## Complexity classes

November 02, 2017

The following notes are meant to act as a reminder for the most popular problem classes.

We indicate a generic problem with $$X$$; it can be solved through different algorithms, we indicate with $$f$$ a generic algorithm solving $$X$$.

### Complexity class

We can classify $$f$$ with respect to the following bounds:

• $$f\in \Omega(t(n)) \iff$$ the cost (in terms of time or memory usage) of executing $$f$$ increase faster than $$t(n)$$
• $$f\in \Theta(t(n)) \iff$$ the cost (in terms of time or memory usage) of executing $$f$$ increase as fast as $$t(n)$$
• $$f\in O(t(n)) \iff$$ the cost (in terms of time or memory usage) of executing $$f$$ increase slower than $$t(n)$$

If we have that $$f'\in O(f)\forall f$$ solving $$X$$ and $$f'\in \Theta(t'(n)))$$, then we say $$X$$ belongs to the complexity class of problems solvable with an algorithm with complexity $$t'(n)$$, $$X\in C_{t'(n)}$$.

Popular classes of interest include polinomial $$P$$ and exponential $$E$$.

#### Non-deterministic polynomial time class (NP)

A problem $$X$$ belongs to the class $$N\!P$$ if:

• the faster known solving algorithm for X is not polynomial, $$X\notin P$$
• given a solution $$s$$ for $$X$$, its correctness can be checked with a polynomial time algorithm.

### Reduction

Let’s consider two problems $$X$$ and $$Y$$ with solving algorithms $$f_X,f_Y$$ respectively.

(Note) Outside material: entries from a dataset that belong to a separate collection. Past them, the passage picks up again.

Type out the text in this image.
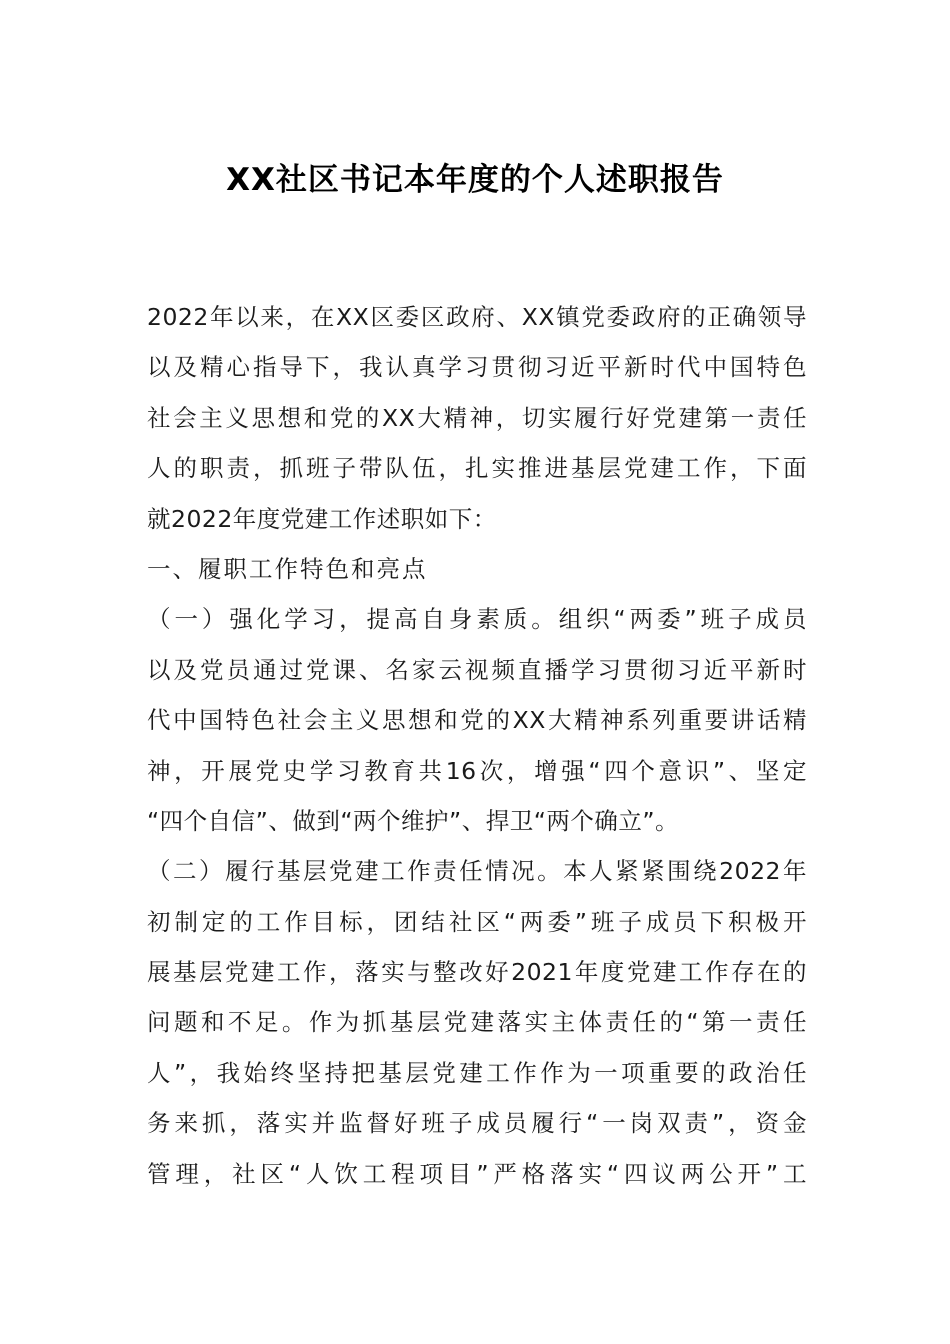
XX社区书记本年度的个人述职报告
2022年以来，在XX区委区政府、XX镇党委政府的正确领导
以及精心指导下，我认真学习贯彻习近平新时代中国特色
社会主义思想和党的XX大精神，切实履行好党建第一责任
人的职责，抓班子带队伍，扎实推进基层党建工作，下面
就2022年度党建工作述职如下：
一、履职工作特色和亮点
（一）强化学习，提高自身素质。组织“两委”班子成员
以及党员通过党课、名家云视频直播学习贯彻习近平新时
代中国特色社会主义思想和党的XX大精神系列重要讲话精
神，开展党史学习教育共16次，增强“四个意识”、坚定
“四个自信”、做到“两个维护”、捍卫“两个确立”。
（二）履行基层党建工作责任情况。本人紧紧围绕2022年
初制定的工作目标，团结社区“两委”班子成员下积极开
展基层党建工作，落实与整改好2021年度党建工作存在的
问题和不足。作为抓基层党建落实主体责任的“第一责任
人”，我始终坚持把基层党建工作作为一项重要的政治任
务来抓，落实并监督好班子成员履行“一岗双责”，资金
管理，社区“人饮工程项目”严格落实“四议两公开”工
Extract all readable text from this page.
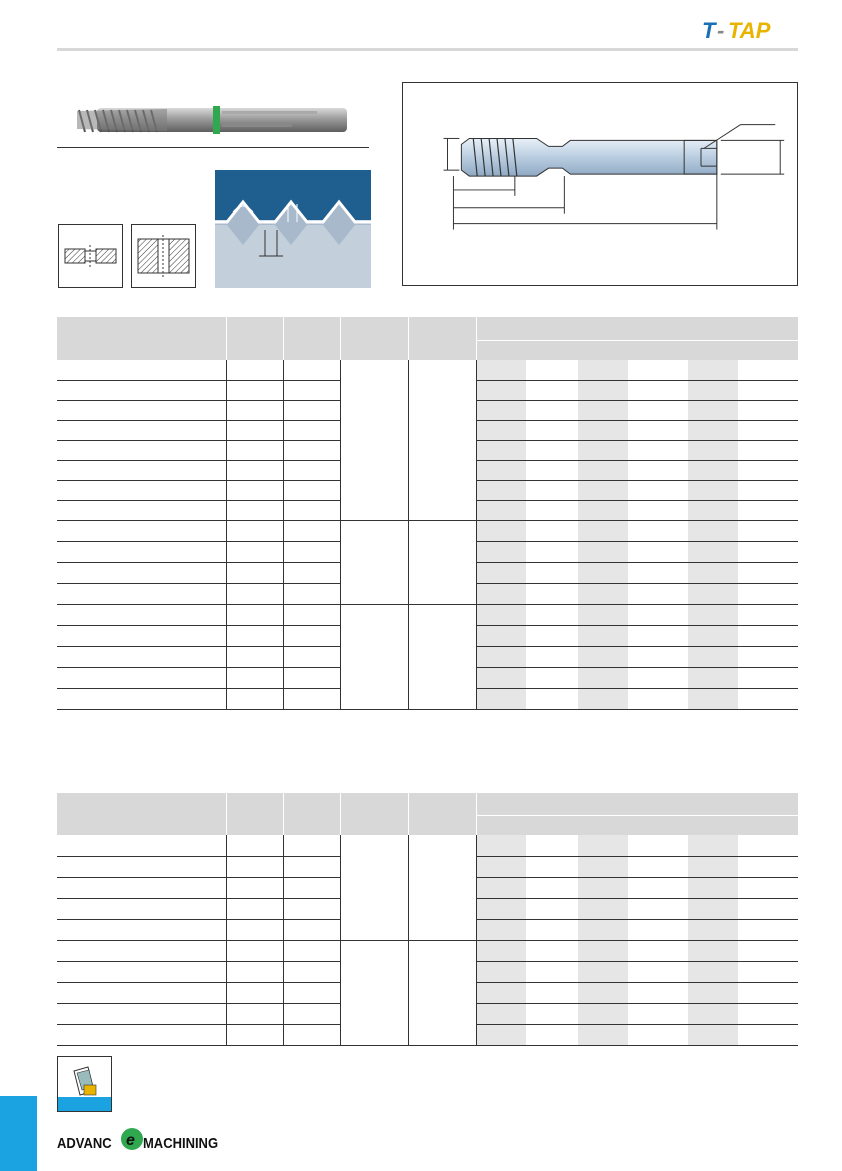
T - TAP

ADVANC e MACHINING
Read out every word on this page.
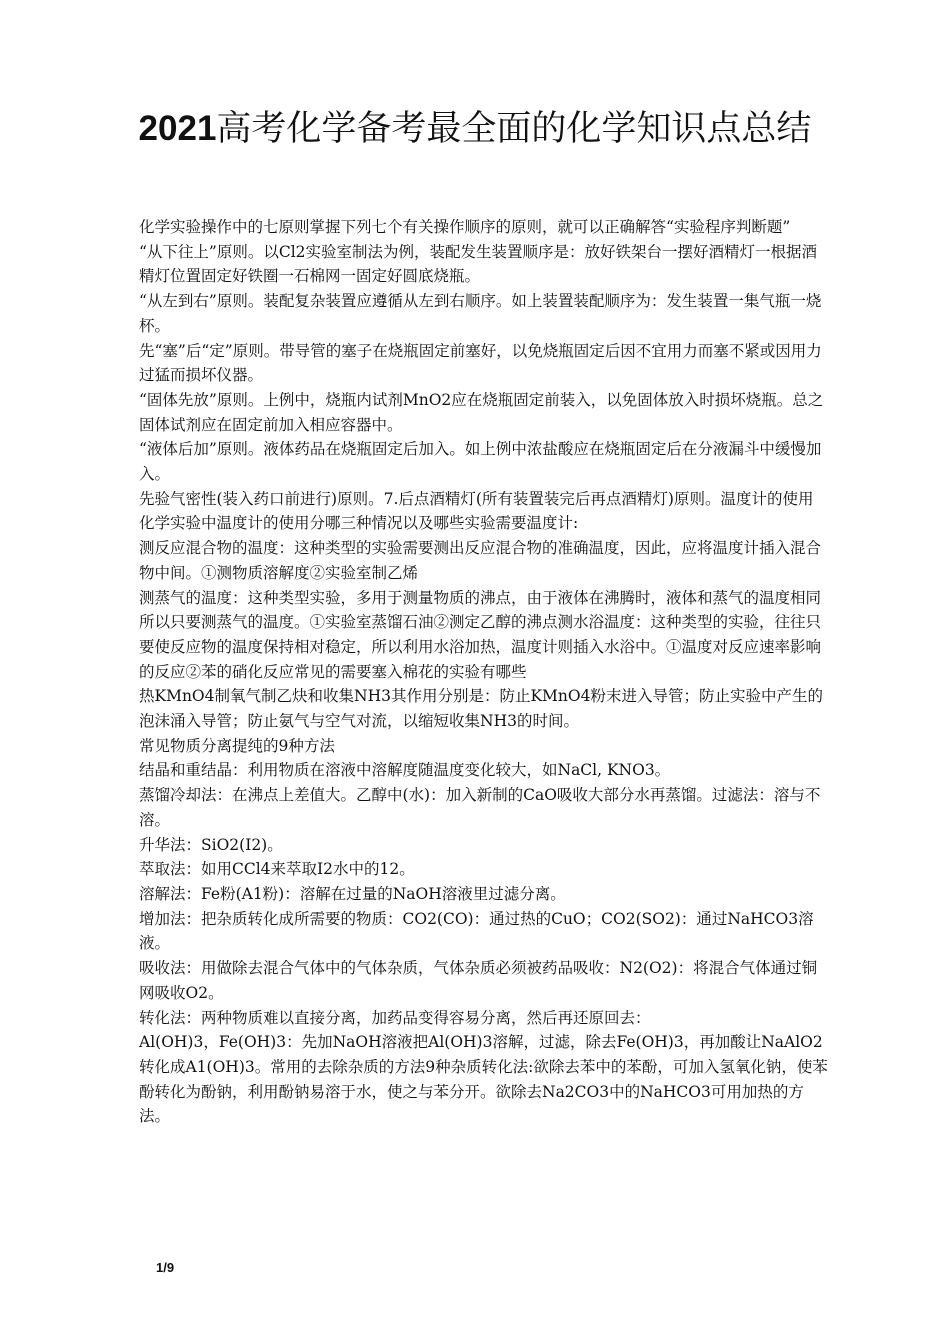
2021高考化学备考最全面的化学知识点总结

化学实验操作中的七原则掌握下列七个有关操作顺序的原则，就可以正确解答“实验程序判断题”

“从下往上”原则。以Cl2实验室制法为例，装配发生装置顺序是：放好铁架台一摆好酒精灯一根据酒精灯位置固定好铁圈一石棉网一固定好圆底烧瓶。

“从左到右”原则。装配复杂装置应遵循从左到右顺序。如上装置装配顺序为：发生装置一集气瓶一烧杯。

先“塞”后“定”原则。带导管的塞子在烧瓶固定前塞好，以免烧瓶固定后因不宜用力而塞不紧或因用力过猛而损坏仪器。

“固体先放”原则。上例中，烧瓶内试剂MnO2应在烧瓶固定前装入，以免固体放入时损坏烧瓶。总之固体试剂应在固定前加入相应容器中。

“液体后加”原则。液体药品在烧瓶固定后加入。如上例中浓盐酸应在烧瓶固定后在分液漏斗中缓慢加入。

先验气密性(装入药口前进行)原则。7.后点酒精灯(所有装置装完后再点酒精灯)原则。温度计的使用

化学实验中温度计的使用分哪三种情况以及哪些实验需要温度计:

测反应混合物的温度：这种类型的实验需要测出反应混合物的准确温度，因此，应将温度计插入混合物中间。①测物质溶解度②实验室制乙烯

测蒸气的温度：这种类型实验，多用于测量物质的沸点，由于液体在沸腾时，液体和蒸气的温度相同所以只要测蒸气的温度。①实验室蒸馏石油②测定乙醇的沸点测水浴温度：这种类型的实验，往往只要使反应物的温度保持相对稳定，所以利用水浴加热，温度计则插入水浴中。①温度对反应速率影响的反应②苯的硝化反应常见的需要塞入棉花的实验有哪些

热KMnO4制氧气制乙炔和收集NH3其作用分别是：防止KMnO4粉末进入导管；防止实验中产生的泡沫涌入导管；防止氨气与空气对流，以缩短收集NH3的时间。

常见物质分离提纯的9种方法

结晶和重结晶：利用物质在溶液中溶解度随温度变化较大，如NaCl, KNO3。

蒸馏冷却法：在沸点上差值大。乙醇中(水)：加入新制的CaO吸收大部分水再蒸馏。过滤法：溶与不溶。

升华法：SiO2(I2)。

萃取法：如用CCl4来萃取I2水中的12。

溶解法：Fe粉(A1粉)：溶解在过量的NaOH溶液里过滤分离。

增加法：把杂质转化成所需要的物质：CO2(CO)：通过热的CuO；CO2(SO2)：通过NaHCO3溶液。

吸收法：用做除去混合气体中的气体杂质，气体杂质必须被药品吸收：N2(O2)：将混合气体通过铜网吸收O2。

转化法：两种物质难以直接分离，加药品变得容易分离，然后再还原回去：

Al(OH)3，Fe(OH)3：先加NaOH溶液把Al(OH)3溶解，过滤，除去Fe(OH)3，再加酸让NaAlO2转化成A1(OH)3。常用的去除杂质的方法9种杂质转化法:欲除去苯中的苯酚，可加入氢氧化钠，使苯酚转化为酚钠，利用酚钠易溶于水，使之与苯分开。欲除去Na2CO3中的NaHCO3可用加热的方法。

1/9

If we can use $$f_X$$ to solve $$Y$$, it means problem $$Y$$ reduces to $$X$$ and, straightforwardly $$Y$$ is at most difficult as $$X$$. One example to this scenario is given with $$X$$ the problem of multiplying two numbers and $$Y$$ the problem of computing the value of a squared number; the latter can always be solved using a solving algorithm for the former.

If we can do the same the other way round, using $$f_Y$$ to solve $$X$$, it means $$X$$ is at most difficult as $$Y$$ as well and $$X,Y$$ are said to be equivalent.

### Hardness and completeness

Given a problem $$X$$ and a complexity class $$C$$, if every problem $$Y\in C$$ can be reduced to $$X$$ it means that $$X$$ is hard at least as the hardest problem in $$C$$ and so we say $$X$$ is $$C$$-hard.

If $$X$$ is $$C$$-hard and $$X\in C$$ then $$X$$ is said to be $$C$$-complete.

$\implies C\text{-hard} \supset C\text{-complete} \subseteq C$

where last equality holds only if all problems $$Y\in C$$ are equally difficult.

### $$P$$ versus $$N\!P$$

While it is pretty straightforward that $$N\!P \supseteq P$$, nor the equality or the proper (strict) inclusion have never been proved. Thus, we only have:

$N\!P\text{-hard} \supset N\!P\text{-complete} \supseteq N\!P \supseteq P$

Leaving the hypothesis $$N\!P = P$$ still not contradicted.